Think you’re clever enough to recognize a phishing attempt? Think again. Cybercriminals are getting smarter and their phishing skills are getting better, but we’ve put together this list of clues to help you avoid a costly error.
By Sharon Florentine (This story originally published in CIO)
No one wants to believe they’d fall for a phishing scam. Yet, according to Verizon’s 2016 Data Breach Investigations Report, 30 percent of phishing emails get opened. Yes, that’s right — 30 percent. That incredible click-through rate explains why these attacks remain so popular: it just works.
Phishing works because cybercriminals take great pains to camouflage their “bait” as legitimate email communication, hoping to convince targets to reveal login and password information and/or download malware, but there are still a number of ways to identify phishing emails. Here are five of the most common elements to look for.
1. Expect the unexpected
In a 2016 report from Wombat Security, organizations reported that the most successful phishing attacks were disguised as something an employee was expecting, like an HR document, a shipping confirmation or a request to change a password that looked like it came from the IT department.
Make sure to scrutinize any such emails before you download attachments or click on any included links, and use common sense. Did you actually order anything for which you’re expecting a confirmation? Did the email come from a store you don’t usually order supplies from? If so, it’s probably a phishing attempt.
Don’t hesitate to call a company’s customer service line, your HR department or IT department to confirm that any such emails are legitimate – it’s better to be safe than sorry.
2. Name check
If you receive an email or even an instant message from someone you don’t know directing you to sign in to a website, be wary, especially if that person is urging you to give up your password or social security number. Legitimate companies never ask for this information via instant message or email, so this is a huge red flag. Your bank doesn’t need you to send your account number — they already have that information. Ditto with sending a credit card number or the answer to a security question.

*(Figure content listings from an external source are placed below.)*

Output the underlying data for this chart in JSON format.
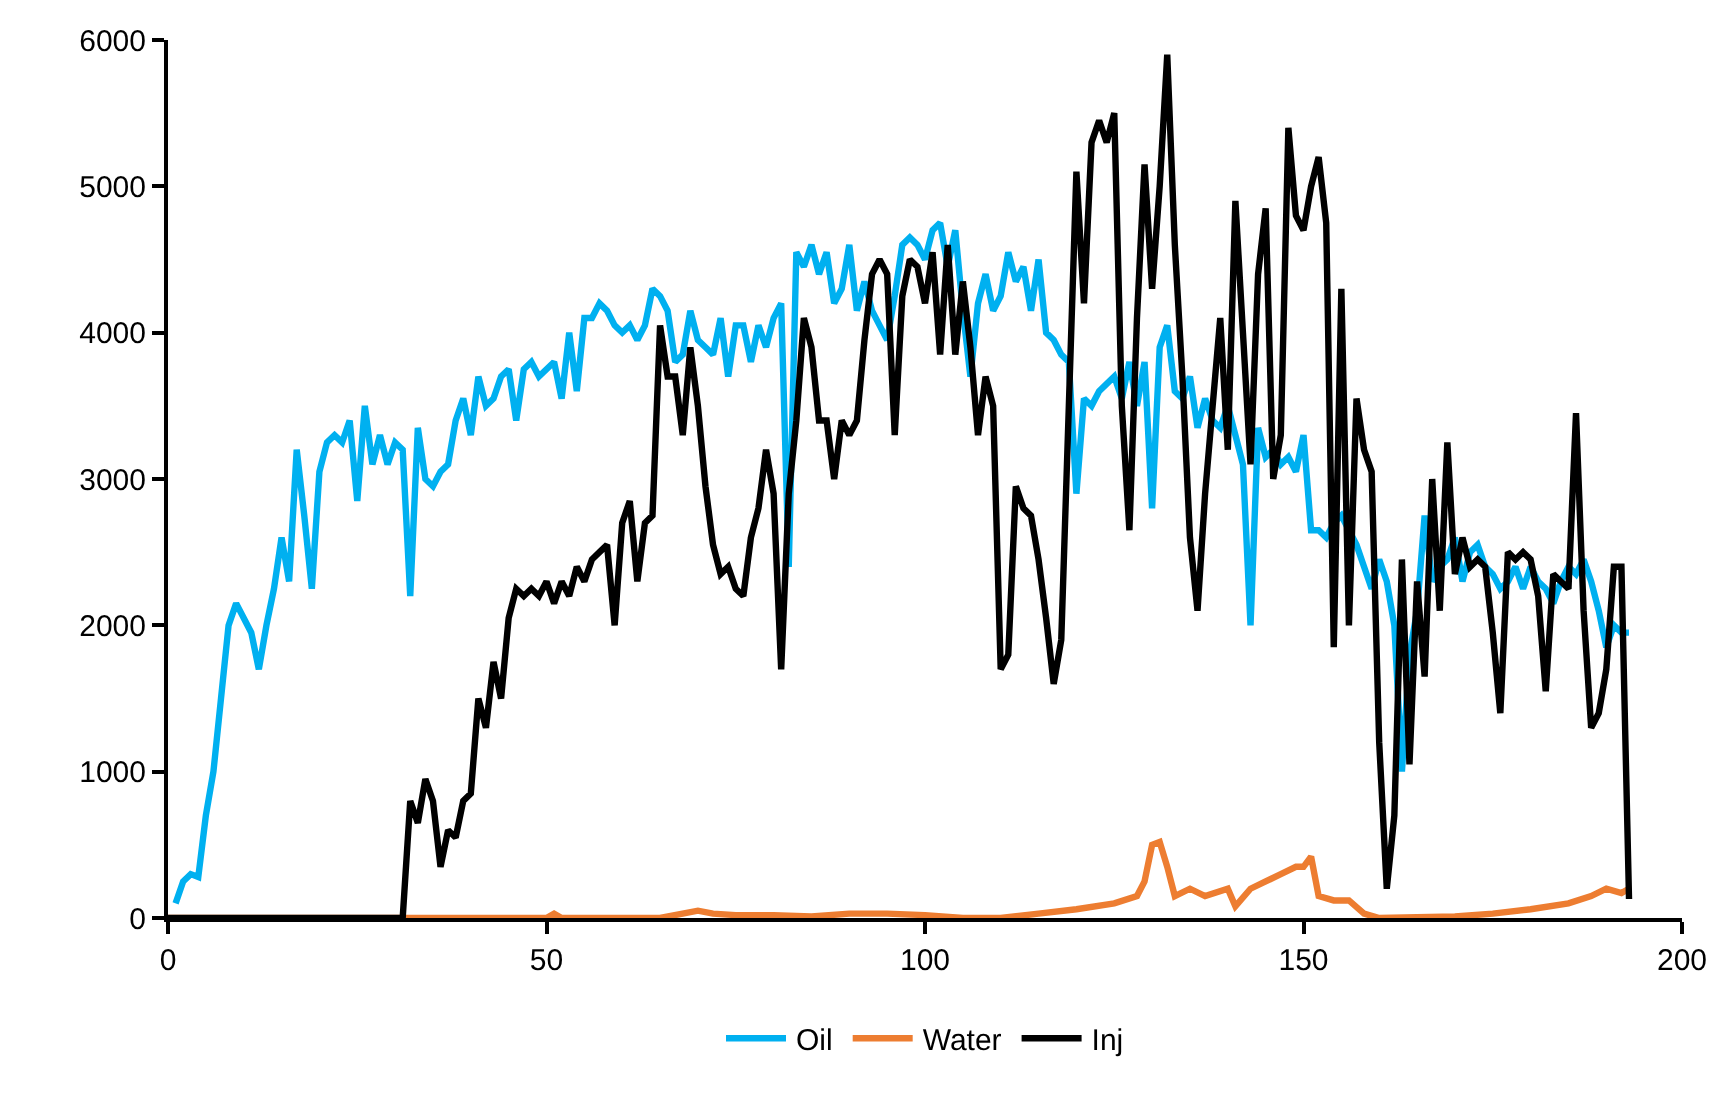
{
  "chart_data": {
    "type": "line",
    "xlim": [
      0,
      200
    ],
    "xticks": [
      0,
      50,
      100,
      150,
      200
    ],
    "ylim": [
      0,
      6000
    ],
    "yticks": [
      0,
      1000,
      2000,
      3000,
      4000,
      5000,
      6000
    ],
    "grid": false,
    "legend": "bottom",
    "marker": "none",
    "line_style": "solid",
    "series": [
      {
        "name": "Oil",
        "color": "#00b0f0",
        "x": [
          1,
          2,
          3,
          4,
          5,
          6,
          7,
          8,
          9,
          10,
          11,
          12,
          13,
          14,
          15,
          16,
          17,
          18,
          19,
          20,
          21,
          22,
          23,
          24,
          25,
          26,
          27,
          28,
          29,
          30,
          31,
          32,
          33,
          34,
          35,
          36,
          37,
          38,
          39,
          40,
          41,
          42,
          43,
          44,
          45,
          46,
          47,
          48,
          49,
          50,
          51,
          52,
          53,
          54,
          55,
          56,
          57,
          58,
          59,
          60,
          61,
          62,
          63,
          64,
          65,
          66,
          67,
          68,
          69,
          70,
          71,
          72,
          73,
          74,
          75,
          76,
          77,
          78,
          79,
          80,
          81,
          82,
          83,
          84,
          85,
          86,
          87,
          88,
          89,
          90,
          91,
          92,
          93,
          94,
          95,
          96,
          97,
          98,
          99,
          100,
          101,
          102,
          103,
          104,
          105,
          106,
          107,
          108,
          109,
          110,
          111,
          112,
          113,
          114,
          115,
          116,
          117,
          118,
          119,
          120,
          121,
          122,
          123,
          124,
          125,
          126,
          127,
          128,
          129,
          130,
          131,
          132,
          133,
          134,
          135,
          136,
          137,
          138,
          139,
          140,
          141,
          142,
          143,
          144,
          145,
          146,
          147,
          148,
          149,
          150,
          151,
          152,
          153,
          154,
          155,
          156,
          157,
          158,
          159,
          160,
          161,
          162,
          163,
          164,
          165,
          166,
          167,
          168,
          169,
          170,
          171,
          172,
          173,
          174,
          175,
          176,
          177,
          178,
          179,
          180,
          181,
          182,
          183,
          184,
          185,
          186,
          187,
          188,
          189,
          190,
          191,
          192,
          193
        ],
        "values": [
          100,
          250,
          300,
          280,
          700,
          1000,
          1500,
          2000,
          2150,
          2050,
          1950,
          1700,
          2000,
          2250,
          2600,
          2300,
          3200,
          2750,
          2250,
          3050,
          3250,
          3300,
          3250,
          3400,
          2850,
          3500,
          3100,
          3300,
          3100,
          3250,
          3200,
          2200,
          3350,
          3000,
          2950,
          3050,
          3100,
          3400,
          3550,
          3300,
          3700,
          3500,
          3550,
          3700,
          3750,
          3400,
          3750,
          3800,
          3700,
          3750,
          3800,
          3550,
          4000,
          3600,
          4100,
          4100,
          4200,
          4150,
          4050,
          4000,
          4050,
          3950,
          4050,
          4300,
          4250,
          4150,
          3800,
          3850,
          4150,
          3950,
          3900,
          3850,
          4100,
          3700,
          4050,
          4050,
          3800,
          4050,
          3900,
          4100,
          4200,
          2400,
          4550,
          4450,
          4600,
          4400,
          4550,
          4200,
          4300,
          4600,
          4150,
          4350,
          4150,
          4050,
          3950,
          4250,
          4600,
          4650,
          4600,
          4500,
          4700,
          4750,
          4450,
          4700,
          4150,
          3700,
          4200,
          4400,
          4150,
          4250,
          4550,
          4350,
          4450,
          4150,
          4500,
          4000,
          3950,
          3850,
          3800,
          2900,
          3550,
          3500,
          3600,
          3650,
          3700,
          3550,
          3800,
          3500,
          3800,
          2800,
          3900,
          4050,
          3600,
          3550,
          3700,
          3350,
          3550,
          3400,
          3350,
          3500,
          3300,
          3100,
          2000,
          3350,
          3150,
          3200,
          3100,
          3150,
          3050,
          3300,
          2650,
          2650,
          2600,
          2700,
          2750,
          2650,
          2550,
          2400,
          2250,
          2450,
          2300,
          2000,
          1000,
          1800,
          2100,
          2750,
          2300,
          2400,
          2450,
          2600,
          2300,
          2500,
          2550,
          2400,
          2350,
          2250,
          2300,
          2400,
          2250,
          2400,
          2300,
          2250,
          2150,
          2300,
          2400,
          2350,
          2450,
          2300,
          2100,
          1850,
          2000,
          1950,
          1950
        ]
      },
      {
        "name": "Water",
        "color": "#ed7d31",
        "x": [
          0,
          31,
          50,
          51,
          52,
          65,
          70,
          72,
          75,
          80,
          85,
          90,
          95,
          100,
          105,
          110,
          115,
          120,
          125,
          128,
          129,
          130,
          131,
          132,
          133,
          135,
          137,
          140,
          141,
          143,
          145,
          147,
          149,
          150,
          151,
          152,
          154,
          156,
          158,
          160,
          170,
          175,
          180,
          185,
          188,
          190,
          192,
          193
        ],
        "values": [
          0,
          0,
          0,
          30,
          0,
          0,
          50,
          30,
          20,
          20,
          10,
          30,
          30,
          20,
          0,
          0,
          30,
          60,
          100,
          150,
          250,
          500,
          520,
          350,
          150,
          200,
          150,
          200,
          80,
          200,
          250,
          300,
          350,
          350,
          420,
          150,
          120,
          120,
          30,
          0,
          10,
          30,
          60,
          100,
          150,
          200,
          170,
          200
        ]
      },
      {
        "name": "Inj",
        "color": "#000000",
        "x": [
          0,
          31,
          32,
          33,
          34,
          35,
          36,
          37,
          38,
          39,
          40,
          41,
          42,
          43,
          44,
          45,
          46,
          47,
          48,
          49,
          50,
          51,
          52,
          53,
          54,
          55,
          56,
          57,
          58,
          59,
          60,
          61,
          62,
          63,
          64,
          65,
          66,
          67,
          68,
          69,
          70,
          71,
          72,
          73,
          74,
          75,
          76,
          77,
          78,
          79,
          80,
          81,
          82,
          83,
          84,
          85,
          86,
          87,
          88,
          89,
          90,
          91,
          92,
          93,
          94,
          95,
          96,
          97,
          98,
          99,
          100,
          101,
          102,
          103,
          104,
          105,
          106,
          107,
          108,
          109,
          110,
          111,
          112,
          113,
          114,
          115,
          116,
          117,
          118,
          119,
          120,
          121,
          122,
          123,
          124,
          125,
          126,
          127,
          128,
          129,
          130,
          131,
          132,
          133,
          134,
          135,
          136,
          137,
          138,
          139,
          140,
          141,
          142,
          143,
          144,
          145,
          146,
          147,
          148,
          149,
          150,
          151,
          152,
          153,
          154,
          155,
          156,
          157,
          158,
          159,
          160,
          161,
          162,
          163,
          164,
          165,
          166,
          167,
          168,
          169,
          170,
          171,
          172,
          173,
          174,
          175,
          176,
          177,
          178,
          179,
          180,
          181,
          182,
          183,
          184,
          185,
          186,
          187,
          188,
          189,
          190,
          191,
          192,
          193
        ],
        "values": [
          0,
          0,
          800,
          650,
          950,
          800,
          350,
          600,
          550,
          800,
          850,
          1500,
          1300,
          1750,
          1500,
          2050,
          2250,
          2200,
          2250,
          2200,
          2300,
          2150,
          2300,
          2200,
          2400,
          2300,
          2450,
          2500,
          2550,
          2000,
          2700,
          2850,
          2300,
          2700,
          2750,
          4050,
          3700,
          3700,
          3300,
          3900,
          3500,
          2950,
          2550,
          2350,
          2400,
          2250,
          2200,
          2600,
          2800,
          3200,
          2900,
          1700,
          2900,
          3400,
          4100,
          3900,
          3400,
          3400,
          3000,
          3400,
          3300,
          3400,
          3950,
          4400,
          4500,
          4400,
          3300,
          4250,
          4500,
          4450,
          4200,
          4550,
          3850,
          4600,
          3850,
          4350,
          3900,
          3300,
          3700,
          3500,
          1700,
          1800,
          2950,
          2800,
          2750,
          2450,
          2050,
          1600,
          1900,
          3500,
          5100,
          4200,
          5300,
          5450,
          5300,
          5500,
          3500,
          2650,
          4100,
          5150,
          4300,
          5000,
          5900,
          4600,
          3700,
          2600,
          2100,
          2900,
          3500,
          4100,
          3200,
          4900,
          4000,
          3100,
          4400,
          4850,
          3000,
          3300,
          5400,
          4800,
          4700,
          5000,
          5200,
          4750,
          1850,
          4300,
          2000,
          3550,
          3200,
          3050,
          1200,
          200,
          700,
          2450,
          1050,
          2300,
          1650,
          3000,
          2100,
          3250,
          2350,
          2600,
          2400,
          2450,
          2400,
          1950,
          1400,
          2500,
          2450,
          2500,
          2450,
          2200,
          1550,
          2350,
          2300,
          2250,
          3450,
          2100,
          1300,
          1400,
          1700,
          2400,
          2400,
          130
        ]
      }
    ]
  }
}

You also should double-check the “From” address of any suspicious email; some phishing attempts use a sender’s email address that is similar to, but not the same as, a company’s official email address.
3. Don’t click on unrecognized links
Typically, phishing scams try to convince you to provide your username and password, so they can gain access to your online accounts. From there, they can empty your bank accounts, make unauthorized charges on your credit cards, steal data, read your email and lock you out of your accounts.
Often, they’ll include embedded URLs that take you to a different site. At first glance, these URLs can look perfectly valid, but if you hover your cursor over the URL, you can usually see the actual hyperlink. If the hyperlinked address is different than what’s displayed, it’s probably a phishing attempt and you should not click through.
Another trick phishing scams use is misleading domain names. Most users aren’t familiar with the DNS naming structure, and therefore are fooled when they see what looks like a legitimate company name within a URL. Standard DNS naming convention is Child Domain dot Full Domain dot com; for example, info.LegitExampleCorp.com. A link to that site would go to the “Information” page of the Legitimate Example Corporation’s web site.
A phishing scam’s misleading domain name, however, would be structured differently; it would incorporate the legitimate business name, but it would be placed before the actual, malicious domain to which a target would be directed. For instance, Name of Legit Domain dot Actual Dangerous Domain dot com: LegitExampleCorp.com.MaliciousDomain.com.
To an average user, simply seeing the legitimate business name anywhere in the URL would reassure them that it was safe to click through. Spoiler alert: it’s not.
4. Poor spelling and/or grammar
It’s highly unlikely that a corporate communications department would send messages to its customer base without going through at least a few rounds of spelling and grammar checks, editing and proofreading. If the email you receive is riddled with these errors, it’s a scam.
You should also be skeptical of generic greetings like, “Dear Customer” or “Dear Member.” These should both raise a red flag because most companies would use your name in their email greetings.
5. Are you threatening me?
“Urgent action required!” “Your account will be closed!” “Your account has been compromised!” These intimidation tactics are becoming more common than the promise of “instant riches”; taking advantage of your anxiety and concern to get you to provide your personal information. Don’t hesitate to call your bank or financial institution to confirm if something just doesn’t seem right.
And scammers aren’t just using banks, credit cards and email providers as cover for their scams, many are using the threat of action from government agencies like the IRS and the FBI to scare unwitting targets into giving up the goods. Here’s the thing: government agencies, especially, do not use email as their initial means of communication.
This is by no means a comprehensive list. Phishing scammers are constantly evolving, and their methods are becoming more cunning and difficult to trace. New tactics include end of the year healthcare open enrollment scams, low priced Amazon bargains, and tax season attempts.